Part of the sudden success is credited to a tighter monitoring program that allowed health officials to quickly hit areas of outbreaks with emergency vaccinations. Part is also attributed to the rollout of a new vaccine in 2010 that more powerfully targeted the two remaining strains of the disease.
Under the $300 million-a-year campaign the government runs with help from the WHO and UNICEF, 2.5 million workers fan out across the country twice a year to give the vaccine to 175 million children.
They hike to remote villages, wander through trains to reach migrating families and stop along roadsides to vaccinate the homeless.
Philanthropist Bill Gates, whose foundation has made polio eradication a priority, hailed India's achievement as an example of the progress that can be made on difficult development problems.
"Polio can be stopped when countries combine the right elements: political will, quality immunization campaigns and an entire nation's determination. We must build on this historic moment and ensure that India's polio program continues to move full-steam ahead until eradication is achieved," he said in a statement.
Health officials are working to make polio the second disease ever eradicated from the globe after smallpox. But while smallpox carriers were easy to find because everyone infected developed symptoms, only a tiny fraction of those infected with the polio virus ever contract the disease. So while no one in India is reported to have suffered from polio in a year, the virus - which travels through human waste - could still be lingering.
That's why the country will not be certified as completely polio-free until it goes at least three full years without a case. And it is why public health advocates warn against complacency in the massive vaccination efforts.
"We are at a threshold. If we take a long step, we may be in trouble," said Dr. Yash Paul, a pediatrician in the northern city of Jaipur who was a member of the Indian Academy of Pediatrics' polio eradication committee until it was dismantled last year because the academy felt it was no longer needed.

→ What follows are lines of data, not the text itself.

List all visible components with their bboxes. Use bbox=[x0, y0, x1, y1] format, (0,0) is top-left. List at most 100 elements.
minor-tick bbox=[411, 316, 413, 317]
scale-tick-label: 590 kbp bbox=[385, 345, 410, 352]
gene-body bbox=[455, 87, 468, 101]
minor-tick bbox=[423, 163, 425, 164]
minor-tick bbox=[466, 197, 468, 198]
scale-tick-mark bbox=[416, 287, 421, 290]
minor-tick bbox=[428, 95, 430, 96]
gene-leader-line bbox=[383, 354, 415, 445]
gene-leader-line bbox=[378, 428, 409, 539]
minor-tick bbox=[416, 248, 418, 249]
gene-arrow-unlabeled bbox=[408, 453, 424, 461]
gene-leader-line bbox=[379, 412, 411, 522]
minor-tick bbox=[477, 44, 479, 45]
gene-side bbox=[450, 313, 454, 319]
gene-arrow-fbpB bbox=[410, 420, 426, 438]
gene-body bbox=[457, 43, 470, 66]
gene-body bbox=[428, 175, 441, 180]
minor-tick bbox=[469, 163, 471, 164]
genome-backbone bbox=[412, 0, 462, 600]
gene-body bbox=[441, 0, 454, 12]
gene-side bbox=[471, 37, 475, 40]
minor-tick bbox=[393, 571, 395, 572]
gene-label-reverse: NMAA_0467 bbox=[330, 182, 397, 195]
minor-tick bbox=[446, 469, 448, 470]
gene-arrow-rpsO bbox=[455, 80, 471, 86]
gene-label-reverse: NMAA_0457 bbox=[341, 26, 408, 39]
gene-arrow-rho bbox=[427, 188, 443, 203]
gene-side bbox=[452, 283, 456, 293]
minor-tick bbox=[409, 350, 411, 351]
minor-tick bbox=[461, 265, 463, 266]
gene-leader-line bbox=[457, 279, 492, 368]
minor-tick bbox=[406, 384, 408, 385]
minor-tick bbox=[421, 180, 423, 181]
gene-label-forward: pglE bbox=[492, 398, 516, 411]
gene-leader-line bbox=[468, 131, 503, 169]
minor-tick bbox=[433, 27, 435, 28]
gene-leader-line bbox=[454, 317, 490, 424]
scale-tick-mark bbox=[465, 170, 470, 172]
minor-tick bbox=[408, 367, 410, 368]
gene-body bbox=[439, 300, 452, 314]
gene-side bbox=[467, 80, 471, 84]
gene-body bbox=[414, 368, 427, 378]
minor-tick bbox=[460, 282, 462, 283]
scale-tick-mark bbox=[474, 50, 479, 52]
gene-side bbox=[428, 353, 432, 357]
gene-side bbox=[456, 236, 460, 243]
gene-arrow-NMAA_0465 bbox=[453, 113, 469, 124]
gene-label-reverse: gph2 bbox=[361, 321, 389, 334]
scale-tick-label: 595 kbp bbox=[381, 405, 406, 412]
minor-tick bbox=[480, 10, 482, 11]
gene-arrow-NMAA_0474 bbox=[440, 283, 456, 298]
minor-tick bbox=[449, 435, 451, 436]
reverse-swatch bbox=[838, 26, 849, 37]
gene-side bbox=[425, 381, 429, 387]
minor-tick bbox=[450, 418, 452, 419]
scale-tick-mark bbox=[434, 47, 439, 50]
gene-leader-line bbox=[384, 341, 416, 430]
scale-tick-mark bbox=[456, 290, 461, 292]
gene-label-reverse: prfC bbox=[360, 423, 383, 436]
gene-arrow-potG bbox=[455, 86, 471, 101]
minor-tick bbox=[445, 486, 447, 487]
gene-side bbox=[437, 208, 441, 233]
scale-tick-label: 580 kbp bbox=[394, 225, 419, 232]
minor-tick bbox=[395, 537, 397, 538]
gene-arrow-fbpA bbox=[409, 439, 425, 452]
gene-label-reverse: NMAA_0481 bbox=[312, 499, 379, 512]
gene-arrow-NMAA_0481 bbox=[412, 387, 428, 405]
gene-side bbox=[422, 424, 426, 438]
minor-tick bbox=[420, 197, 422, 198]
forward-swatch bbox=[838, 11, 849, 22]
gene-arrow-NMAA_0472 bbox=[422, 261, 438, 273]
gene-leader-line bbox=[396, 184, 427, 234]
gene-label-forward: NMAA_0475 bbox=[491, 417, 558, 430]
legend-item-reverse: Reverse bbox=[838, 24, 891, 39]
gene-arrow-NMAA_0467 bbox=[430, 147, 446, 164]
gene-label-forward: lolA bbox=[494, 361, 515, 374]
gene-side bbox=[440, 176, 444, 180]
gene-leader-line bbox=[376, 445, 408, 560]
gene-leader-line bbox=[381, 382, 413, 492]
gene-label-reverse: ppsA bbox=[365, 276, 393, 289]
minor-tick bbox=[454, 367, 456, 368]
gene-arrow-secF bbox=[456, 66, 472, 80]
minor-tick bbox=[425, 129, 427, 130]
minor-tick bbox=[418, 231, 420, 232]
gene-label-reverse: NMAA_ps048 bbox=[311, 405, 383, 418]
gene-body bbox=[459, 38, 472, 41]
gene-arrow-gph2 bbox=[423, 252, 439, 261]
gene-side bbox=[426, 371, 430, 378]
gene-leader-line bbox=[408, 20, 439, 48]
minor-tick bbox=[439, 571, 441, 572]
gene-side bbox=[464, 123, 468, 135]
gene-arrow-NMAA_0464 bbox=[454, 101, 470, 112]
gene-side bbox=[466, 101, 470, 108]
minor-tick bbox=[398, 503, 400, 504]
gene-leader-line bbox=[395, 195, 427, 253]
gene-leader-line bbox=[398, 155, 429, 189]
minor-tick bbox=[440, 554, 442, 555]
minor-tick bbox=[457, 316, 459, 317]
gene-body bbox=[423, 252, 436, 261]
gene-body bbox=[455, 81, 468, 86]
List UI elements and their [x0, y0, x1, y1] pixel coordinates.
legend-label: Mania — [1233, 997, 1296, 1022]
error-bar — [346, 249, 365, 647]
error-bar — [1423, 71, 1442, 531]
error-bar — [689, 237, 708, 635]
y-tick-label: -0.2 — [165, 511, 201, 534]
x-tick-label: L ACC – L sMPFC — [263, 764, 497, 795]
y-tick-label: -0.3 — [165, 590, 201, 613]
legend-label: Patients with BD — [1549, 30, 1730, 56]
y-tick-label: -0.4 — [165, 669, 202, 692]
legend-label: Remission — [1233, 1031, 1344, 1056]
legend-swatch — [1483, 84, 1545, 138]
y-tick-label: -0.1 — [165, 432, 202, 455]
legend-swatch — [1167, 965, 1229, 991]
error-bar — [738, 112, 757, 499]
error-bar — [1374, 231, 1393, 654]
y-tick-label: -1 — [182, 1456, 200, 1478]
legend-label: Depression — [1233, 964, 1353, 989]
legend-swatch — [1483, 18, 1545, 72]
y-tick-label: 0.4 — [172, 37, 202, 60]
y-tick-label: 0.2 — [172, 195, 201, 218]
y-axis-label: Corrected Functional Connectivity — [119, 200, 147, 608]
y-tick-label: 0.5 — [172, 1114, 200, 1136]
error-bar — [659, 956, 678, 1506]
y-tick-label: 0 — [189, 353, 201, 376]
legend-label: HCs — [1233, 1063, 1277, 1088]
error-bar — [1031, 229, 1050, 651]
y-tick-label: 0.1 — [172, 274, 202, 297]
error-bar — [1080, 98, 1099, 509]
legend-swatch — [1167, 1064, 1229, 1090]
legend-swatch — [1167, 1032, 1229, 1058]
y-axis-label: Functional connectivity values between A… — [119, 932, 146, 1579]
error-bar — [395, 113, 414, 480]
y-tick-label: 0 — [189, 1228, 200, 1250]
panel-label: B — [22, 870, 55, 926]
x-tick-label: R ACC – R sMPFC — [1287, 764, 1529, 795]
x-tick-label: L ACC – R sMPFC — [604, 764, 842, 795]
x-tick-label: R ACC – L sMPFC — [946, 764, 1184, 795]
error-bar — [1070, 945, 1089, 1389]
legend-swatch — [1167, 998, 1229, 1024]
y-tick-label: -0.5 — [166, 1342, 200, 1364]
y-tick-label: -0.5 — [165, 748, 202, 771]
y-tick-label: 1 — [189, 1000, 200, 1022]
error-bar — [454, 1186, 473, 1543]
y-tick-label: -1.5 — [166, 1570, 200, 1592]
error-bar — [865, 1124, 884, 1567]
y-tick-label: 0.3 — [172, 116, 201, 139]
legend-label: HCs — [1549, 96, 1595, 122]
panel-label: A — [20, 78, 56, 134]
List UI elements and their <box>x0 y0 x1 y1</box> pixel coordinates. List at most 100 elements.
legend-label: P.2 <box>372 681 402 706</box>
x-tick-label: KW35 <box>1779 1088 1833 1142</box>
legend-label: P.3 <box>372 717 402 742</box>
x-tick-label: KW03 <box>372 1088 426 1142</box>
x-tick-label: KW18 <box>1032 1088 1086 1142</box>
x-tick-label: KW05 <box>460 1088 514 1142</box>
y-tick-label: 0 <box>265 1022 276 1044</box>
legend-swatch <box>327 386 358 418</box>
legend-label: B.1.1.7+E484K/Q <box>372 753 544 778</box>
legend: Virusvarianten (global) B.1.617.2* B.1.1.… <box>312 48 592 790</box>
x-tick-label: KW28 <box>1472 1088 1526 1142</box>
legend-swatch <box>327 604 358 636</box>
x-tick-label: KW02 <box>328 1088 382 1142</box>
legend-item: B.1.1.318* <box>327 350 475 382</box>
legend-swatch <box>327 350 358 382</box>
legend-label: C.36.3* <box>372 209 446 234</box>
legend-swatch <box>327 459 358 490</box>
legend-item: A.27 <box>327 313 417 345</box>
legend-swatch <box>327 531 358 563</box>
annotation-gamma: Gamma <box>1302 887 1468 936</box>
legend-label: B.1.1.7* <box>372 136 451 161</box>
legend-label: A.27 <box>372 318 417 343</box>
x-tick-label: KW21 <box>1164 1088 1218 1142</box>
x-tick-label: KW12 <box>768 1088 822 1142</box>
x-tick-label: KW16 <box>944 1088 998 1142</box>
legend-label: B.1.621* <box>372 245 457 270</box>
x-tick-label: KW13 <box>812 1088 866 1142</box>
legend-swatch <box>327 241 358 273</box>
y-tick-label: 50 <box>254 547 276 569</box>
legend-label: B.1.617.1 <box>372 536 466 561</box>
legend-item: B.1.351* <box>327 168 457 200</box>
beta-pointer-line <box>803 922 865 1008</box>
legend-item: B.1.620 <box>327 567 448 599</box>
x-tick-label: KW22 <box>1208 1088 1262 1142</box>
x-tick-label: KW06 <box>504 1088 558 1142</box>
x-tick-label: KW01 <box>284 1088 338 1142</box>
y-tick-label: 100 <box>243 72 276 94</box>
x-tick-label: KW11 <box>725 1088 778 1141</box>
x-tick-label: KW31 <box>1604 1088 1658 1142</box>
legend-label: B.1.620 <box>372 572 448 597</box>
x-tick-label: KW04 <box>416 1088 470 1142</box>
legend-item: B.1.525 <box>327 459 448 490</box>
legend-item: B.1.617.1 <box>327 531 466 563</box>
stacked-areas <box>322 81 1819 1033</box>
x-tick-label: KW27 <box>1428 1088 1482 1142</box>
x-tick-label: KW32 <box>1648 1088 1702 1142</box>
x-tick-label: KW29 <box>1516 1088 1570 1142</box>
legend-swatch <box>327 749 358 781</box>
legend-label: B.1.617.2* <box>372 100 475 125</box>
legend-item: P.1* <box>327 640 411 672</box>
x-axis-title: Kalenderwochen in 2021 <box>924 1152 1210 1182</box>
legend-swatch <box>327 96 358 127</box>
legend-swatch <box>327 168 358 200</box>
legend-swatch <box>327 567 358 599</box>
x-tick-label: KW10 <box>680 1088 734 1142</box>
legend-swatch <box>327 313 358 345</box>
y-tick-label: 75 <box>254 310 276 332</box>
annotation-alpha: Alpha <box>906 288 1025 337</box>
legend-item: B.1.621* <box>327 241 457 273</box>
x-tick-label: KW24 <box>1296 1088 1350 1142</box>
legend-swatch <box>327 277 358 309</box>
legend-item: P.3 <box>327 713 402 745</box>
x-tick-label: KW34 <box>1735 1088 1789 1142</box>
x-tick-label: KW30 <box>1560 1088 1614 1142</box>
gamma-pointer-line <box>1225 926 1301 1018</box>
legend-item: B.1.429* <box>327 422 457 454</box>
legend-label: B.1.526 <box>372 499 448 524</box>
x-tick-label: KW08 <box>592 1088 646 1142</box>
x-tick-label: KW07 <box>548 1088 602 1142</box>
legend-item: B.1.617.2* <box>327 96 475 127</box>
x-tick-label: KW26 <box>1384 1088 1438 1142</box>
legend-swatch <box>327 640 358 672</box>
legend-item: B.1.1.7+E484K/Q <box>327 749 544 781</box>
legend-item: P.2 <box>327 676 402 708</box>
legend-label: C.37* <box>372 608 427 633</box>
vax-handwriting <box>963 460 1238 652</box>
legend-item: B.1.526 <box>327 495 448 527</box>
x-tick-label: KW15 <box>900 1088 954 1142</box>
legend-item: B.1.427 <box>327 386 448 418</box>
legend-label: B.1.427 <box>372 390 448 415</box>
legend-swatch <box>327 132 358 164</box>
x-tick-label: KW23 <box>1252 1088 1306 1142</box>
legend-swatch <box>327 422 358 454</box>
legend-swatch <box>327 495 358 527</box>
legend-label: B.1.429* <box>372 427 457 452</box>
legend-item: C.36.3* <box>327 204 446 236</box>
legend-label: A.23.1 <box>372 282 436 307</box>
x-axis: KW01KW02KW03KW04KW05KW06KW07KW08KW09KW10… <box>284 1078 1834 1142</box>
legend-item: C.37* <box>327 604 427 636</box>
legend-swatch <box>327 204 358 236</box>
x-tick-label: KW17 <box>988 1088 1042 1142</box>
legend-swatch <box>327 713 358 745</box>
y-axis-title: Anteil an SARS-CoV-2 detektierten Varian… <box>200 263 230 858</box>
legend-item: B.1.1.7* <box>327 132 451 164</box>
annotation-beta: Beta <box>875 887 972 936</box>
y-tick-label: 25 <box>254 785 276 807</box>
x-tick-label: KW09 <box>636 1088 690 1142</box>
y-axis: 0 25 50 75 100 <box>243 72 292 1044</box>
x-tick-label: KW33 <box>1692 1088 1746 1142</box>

Paul also appealed to public health officials to begin switching from the oral vaccine, which is easy to administer but contains live virus that can cause the disease in rare cases, to an injectible vaccine that uses dead virus.
The last time a country came off the endemic list was Egypt in 2006. If India succeeds in getting removed from the list in the coming weeks, only Pakistan, Afghanistan and Nigeria will remain. All three saw a rise in cases last year over 2010, and Pakistan is suffering a particularly explosive outbreak, Aylward said.
In addition, 22 other countries that had eradicated the disease suffered new outbreaks. However, some of those outbreaks stemmed from polio imported from India, so getting rid of the virus here is expected to lessen such outbreaks in the future.
Aylward hopes India's success will spur donors to dedicate more money to the polio fight, partly because full eradication could free up funds for other global health issues.
The WHO program needs another $500 million to fund operations for the rest of the year, and some programs could run out of funding by March, he said.
"If we fail at this point, it's an issue of will," he said.